2. The Medical Staff Rules and Regulations (approved May 25, 2011) were reviewed on 4/17/13. It indicated "E. Emergency Services: 2. The hospital will provide a proper credentialed practitioner who will provide every person who comes to the hospital seeking acute medical care with an appropriate medical screening examination to determine whether the patient has an emergency medical condition or is in active labor."

3. The medical record of Pt #6 was reviewed on 4/18/13. Pt #6 presented to the OB unit on 3/23/13 at 9:00PM with chief complaint of Intermittent Aching and Threat of Premature Labor. Nursing documentation indicated the MSE was conducted by an OB RN in lieu of practitioner approved by the Medical Staff Bylaws, Rules and Regulations. Pt #6 was discharged home at 10:58PM.
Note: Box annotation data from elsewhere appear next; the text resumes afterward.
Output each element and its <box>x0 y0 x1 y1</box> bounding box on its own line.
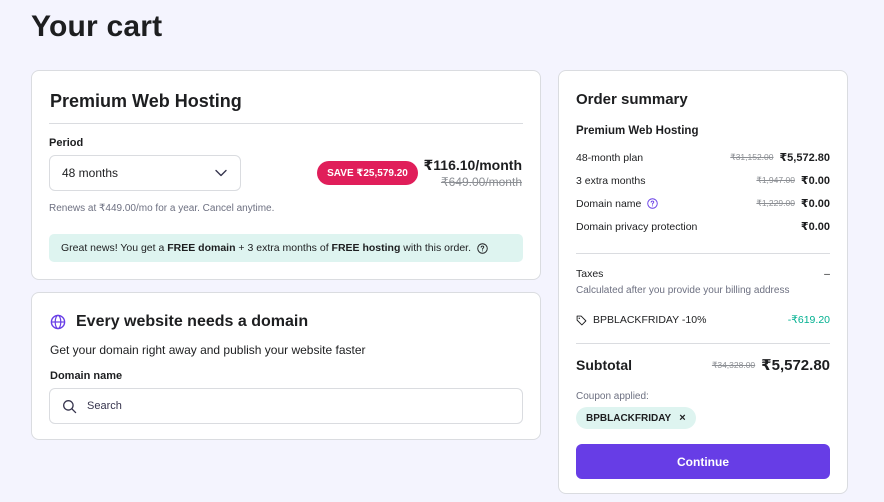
coupon-discount-value: -₹619.20 <box>787 314 830 326</box>
help-icon[interactable] <box>647 198 659 209</box>
summary-line: 3 extra months ₹1,947.00 ₹0.00 <box>576 174 830 188</box>
help-icon[interactable] <box>477 242 488 254</box>
globe-icon <box>50 314 66 330</box>
line-old-price: ₹1,229.00 <box>756 198 795 208</box>
line-price: ₹0.00 <box>800 221 830 233</box>
line-label: 3 extra months <box>576 174 646 187</box>
domain-title: Every website needs a domain <box>76 313 309 330</box>
price-per-month: ₹116.10/month <box>423 157 522 173</box>
page-title: Your cart <box>31 10 163 43</box>
domain-subtitle: Get your domain right away and publish y… <box>50 343 366 357</box>
summary-line: Domain name ₹1,229.00 ₹0.00 <box>576 197 830 211</box>
line-label: Domain name <box>576 197 642 210</box>
taxes-value: – <box>824 268 830 280</box>
divider <box>49 123 523 124</box>
line-label: 48-month plan <box>576 151 644 164</box>
summary-product-name: Premium Web Hosting <box>576 125 699 137</box>
renewal-note: Renews at ₹449.00/mo for a year. Cancel … <box>49 203 275 214</box>
summary-line: Domain privacy protection ₹0.00 <box>576 220 830 234</box>
order-summary-card: Order summary Premium Web Hosting 48-mon… <box>558 70 848 494</box>
period-value: 48 months <box>62 166 119 180</box>
search-icon <box>63 399 77 413</box>
hosting-title: Premium Web Hosting <box>50 91 242 111</box>
line-old-price: ₹31,152.00 <box>730 152 774 162</box>
banner-text: Great news! You get a FREE domain + 3 ex… <box>61 242 471 254</box>
coupon-applied-label: Coupon applied: <box>576 391 649 402</box>
subtotal-label: Subtotal <box>576 357 632 373</box>
coupon-applied-row: Coupon applied: <box>576 391 830 402</box>
taxes-label: Taxes <box>576 268 604 280</box>
domain-name-label: Domain name <box>50 370 123 382</box>
period-label: Period <box>49 137 84 149</box>
domain-heading: Every website needs a domain <box>50 313 308 331</box>
domain-search-field[interactable] <box>49 388 523 424</box>
summary-line: 48-month plan ₹31,152.00 ₹5,572.80 <box>576 151 830 165</box>
line-price: ₹5,572.80 <box>779 152 830 164</box>
line-price: ₹0.00 <box>800 198 830 210</box>
chevron-down-icon <box>215 169 227 177</box>
subtotal-row: Subtotal ₹34,328.00 ₹5,572.80 <box>576 356 830 374</box>
line-label: Domain privacy protection <box>576 220 698 233</box>
coupon-code: BPBLACKFRIDAY <box>586 412 672 424</box>
period-select[interactable]: 48 months <box>49 155 241 191</box>
coupon-discount-row: BPBLACKFRIDAY -10% -₹619.20 <box>576 314 830 326</box>
coupon-chip: BPBLACKFRIDAY × <box>576 407 696 429</box>
domain-card: Every website needs a domain Get your do… <box>31 292 541 440</box>
tag-icon <box>576 315 587 325</box>
taxes-note: Calculated after you provide your billin… <box>576 285 790 296</box>
taxes-note-row: Calculated after you provide your billin… <box>576 285 830 296</box>
line-old-price: ₹1,947.00 <box>756 175 795 185</box>
save-badge: SAVE ₹25,579.20 <box>317 161 418 185</box>
remove-coupon-button[interactable]: × <box>679 412 685 424</box>
domain-search-input[interactable] <box>87 400 510 412</box>
taxes-row: Taxes – <box>576 268 830 280</box>
subtotal-old-price: ₹34,328.00 <box>711 359 756 370</box>
old-price: ₹649.00/month <box>440 175 522 189</box>
order-summary-title: Order summary <box>576 91 688 108</box>
divider <box>576 253 830 254</box>
divider <box>576 343 830 344</box>
coupon-line-label: BPBLACKFRIDAY -10% <box>593 314 707 326</box>
line-price: ₹0.00 <box>800 175 830 187</box>
subtotal-value: ₹5,572.80 <box>761 357 830 374</box>
free-domain-banner: Great news! You get a FREE domain + 3 ex… <box>49 234 523 262</box>
hosting-card: Premium Web Hosting Period 48 months SAV… <box>31 70 541 280</box>
continue-button[interactable]: Continue <box>576 444 830 479</box>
4. The medical record of Pt #7 was reviewed on 4/18/13. Pt #7 presented to the OB unit on 3/22/13 at 2:25PM with chief complaint of Abdominal Pain and Painful Urination. Nursing documentation indicated the MSE was conducted by an OB RN in lieu of practitioner approved by the Medical Staff Bylaws, Rules and Regulations. A physician's telephone order for Pt #7 was received at 5:32PM to "Send home."

5. During a staff interview conducted with the OB Director on 4/17/13 at 2:00 PM, the following was verbalized. The Director stated the MSEs are usually done by the RN. If the OB doctor happens to be here, the doctor will do the MSE. The OB Director was asked if this practice had been approved by the Governing Body and the OB Director replied that "it had been discussed in the OB unit committee meeting in September 2012, but it had not been taken to the Governing Body as of yet."